In epoca Vittoriana si iniziano a delineare due diversi filoni di ghost stories. Da una parte la narrazione volge verso l’umorismo, in particolar modo in Inghilterra, dove si era affermata la tradizione di condividere racconti paurosi durante il periodo natalizio. Una delle migliori parodie umoristiche di tali racconti è Il fantasma di Canterville di Oscar Wilde, dove i temi classici delle storie di fantasmi sono rielaborati in toni sardonici e canzonatori, enfatizzando la contrapposizione tra la puritana Inghilterra vittoriana e la liberale società statunitense.
Dall’altra parte, in epoca moderna, l’immaginario sovrannaturale e intriso di mistero che aveva caratterizzato il periodo gotico si ammanta di tratti più cupi e paurosi, volti a terrorizzare il lettore. Nasce in questo modo la letteratura horror, che tra gli altri temi, eredita anche quello delle infestazioni domestiche, che tutti i grandi maestri dell’orrore hanno affrontato, declinandolo ognuno secondo il suo stile e secondo la sua sensibilità. È interessante notare come la narrazione diventi, col tempo, sempre più intima e introspettiva; l’elemento terrificante non è più una presenza estranea e ostile, ma diventa sempre più spesso il frutto di allucinazioni e suggestioni originate dalla mente stessa dei protagonisti.
Leggendo La caduta degli Usher di Edgar Allan Poe, così come La casa stregata o I ratti nei muri di Howard Phillips Lovecraft la sensazione di orrore deriva dalla degenerazione psichica e fisica dei personaggi che subiscono gli influssi negativi di ambienti degradati e angoscianti fino a diventarne ossessionati.

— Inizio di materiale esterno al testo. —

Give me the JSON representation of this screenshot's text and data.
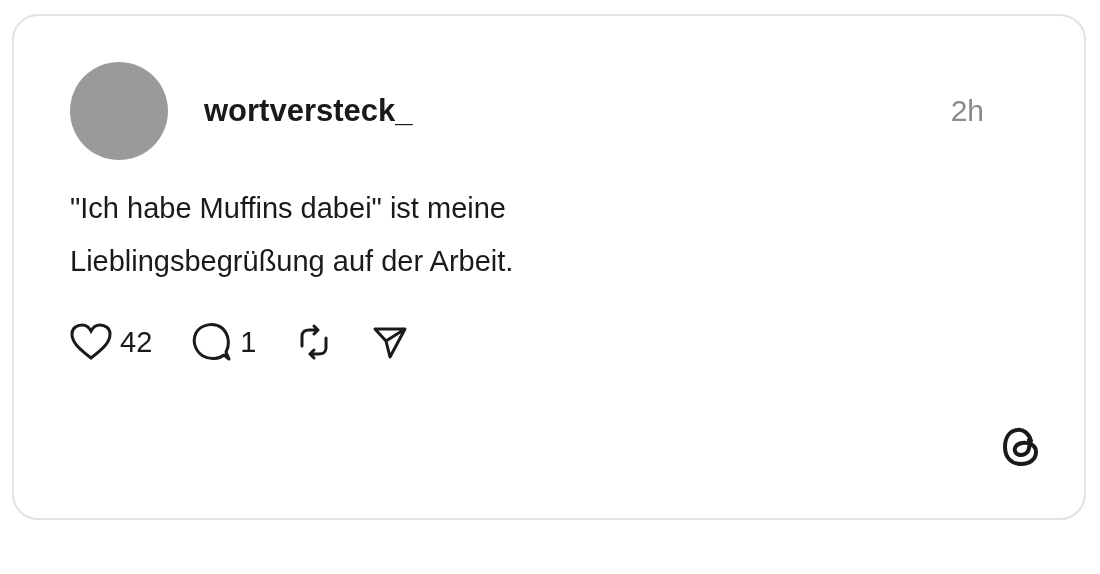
{
  "post": {
    "username": "wortversteck_",
    "time": "2h",
    "text": "\"Ich habe Muffins dabei\" ist meine Lieblingsbegrüßung auf der Arbeit.",
    "likes": "42",
    "replies": "1"
  }
}
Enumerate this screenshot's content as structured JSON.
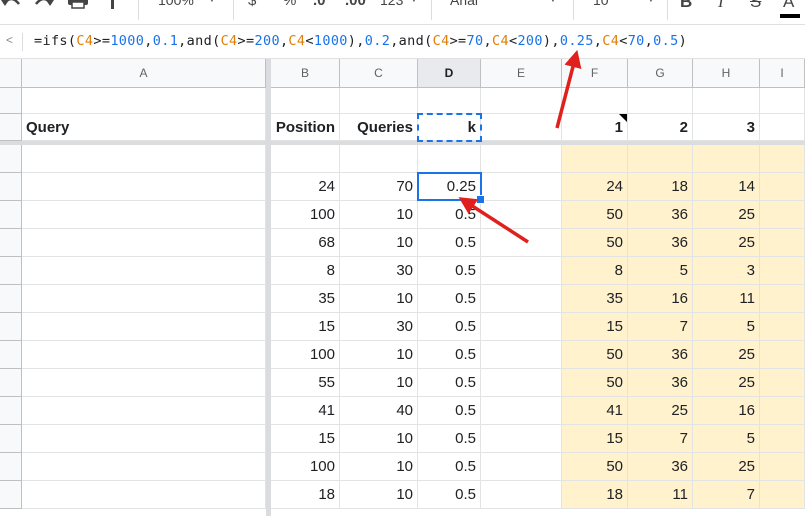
{
  "toolbar": {
    "zoom": "100%",
    "currency": "$",
    "percent": "%",
    "decrease_decimals": ".0",
    "increase_decimals": ".00",
    "more_formats": "123",
    "font": "Arial",
    "font_size": "10",
    "bold": "B",
    "italic": "I",
    "strikethrough": "S",
    "text_color": "A"
  },
  "formula_bar": {
    "tokens": [
      {
        "t": "=ifs(",
        "k": "plain"
      },
      {
        "t": "C4",
        "k": "ref"
      },
      {
        "t": ">=",
        "k": "plain"
      },
      {
        "t": "1000",
        "k": "num"
      },
      {
        "t": ",",
        "k": "plain"
      },
      {
        "t": "0.1",
        "k": "num"
      },
      {
        "t": ",and(",
        "k": "plain"
      },
      {
        "t": "C4",
        "k": "ref"
      },
      {
        "t": ">=",
        "k": "plain"
      },
      {
        "t": "200",
        "k": "num"
      },
      {
        "t": ",",
        "k": "plain"
      },
      {
        "t": "C4",
        "k": "ref"
      },
      {
        "t": "<",
        "k": "plain"
      },
      {
        "t": "1000",
        "k": "num"
      },
      {
        "t": "),",
        "k": "plain"
      },
      {
        "t": "0.2",
        "k": "num"
      },
      {
        "t": ",and(",
        "k": "plain"
      },
      {
        "t": "C4",
        "k": "ref"
      },
      {
        "t": ">=",
        "k": "plain"
      },
      {
        "t": "70",
        "k": "num"
      },
      {
        "t": ",",
        "k": "plain"
      },
      {
        "t": "C4",
        "k": "ref"
      },
      {
        "t": "<",
        "k": "plain"
      },
      {
        "t": "200",
        "k": "num"
      },
      {
        "t": "),",
        "k": "plain"
      },
      {
        "t": "0.25",
        "k": "num"
      },
      {
        "t": ",",
        "k": "plain"
      },
      {
        "t": "C4",
        "k": "ref"
      },
      {
        "t": "<",
        "k": "plain"
      },
      {
        "t": "70",
        "k": "num"
      },
      {
        "t": ",",
        "k": "plain"
      },
      {
        "t": "0.5",
        "k": "num"
      },
      {
        "t": ")",
        "k": "plain"
      }
    ]
  },
  "columns": [
    "A",
    "B",
    "C",
    "D",
    "E",
    "F",
    "G",
    "H",
    "I"
  ],
  "header_row": {
    "A": "Query",
    "B": "Position",
    "C": "Queries",
    "D": "k",
    "F": "1",
    "G": "2",
    "H": "3"
  },
  "rows": [
    {
      "B": "24",
      "C": "70",
      "D": "0.25",
      "F": "24",
      "G": "18",
      "H": "14"
    },
    {
      "B": "100",
      "C": "10",
      "D": "0.5",
      "F": "50",
      "G": "36",
      "H": "25"
    },
    {
      "B": "68",
      "C": "10",
      "D": "0.5",
      "F": "50",
      "G": "36",
      "H": "25"
    },
    {
      "B": "8",
      "C": "30",
      "D": "0.5",
      "F": "8",
      "G": "5",
      "H": "3"
    },
    {
      "B": "35",
      "C": "10",
      "D": "0.5",
      "F": "35",
      "G": "16",
      "H": "11"
    },
    {
      "B": "15",
      "C": "30",
      "D": "0.5",
      "F": "15",
      "G": "7",
      "H": "5"
    },
    {
      "B": "100",
      "C": "10",
      "D": "0.5",
      "F": "50",
      "G": "36",
      "H": "25"
    },
    {
      "B": "55",
      "C": "10",
      "D": "0.5",
      "F": "50",
      "G": "36",
      "H": "25"
    },
    {
      "B": "41",
      "C": "40",
      "D": "0.5",
      "F": "41",
      "G": "25",
      "H": "16"
    },
    {
      "B": "15",
      "C": "10",
      "D": "0.5",
      "F": "15",
      "G": "7",
      "H": "5"
    },
    {
      "B": "100",
      "C": "10",
      "D": "0.5",
      "F": "50",
      "G": "36",
      "H": "25"
    },
    {
      "B": "18",
      "C": "10",
      "D": "0.5",
      "F": "18",
      "G": "11",
      "H": "7"
    }
  ],
  "colors": {
    "accent": "#1a73e8",
    "highlight": "#fff2cc",
    "arrow": "#e0201c",
    "reference": "#e07f08"
  }
}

Il culmine di questa tendenza viene raggiunto da Stephen King con Shining, nel 1977. Qui, il senso di impotenza e di fragilità di fronte alle entità oscure racchiuse in un edificio (che questa volta non è una semplice casa o un romantico castello, ma un intero hotel) si traduce nella rapida discesa verso il delirio di una famiglia dalle certezze già minate ed è proprio l’attenzione nel tratteggiare la componente psicologica la vera forza di questo romanzo che, arrivato in Italia nel 1978 con il fantasioso titolo Una splendida festa di morte nella prima edizione Sonzogno, ha fatto da apripista alla publicazione nel nostro paese, solo un anno dopo, proprio de La casa degli invasati (as known as L’incubo di Hill House), di un’autrice da noi semisconosciuta, eppure più volte citata negli anni a venire, proprio dal Re dell’Horror nel suo saggio Danse Macabre, come degna Regina del gotico.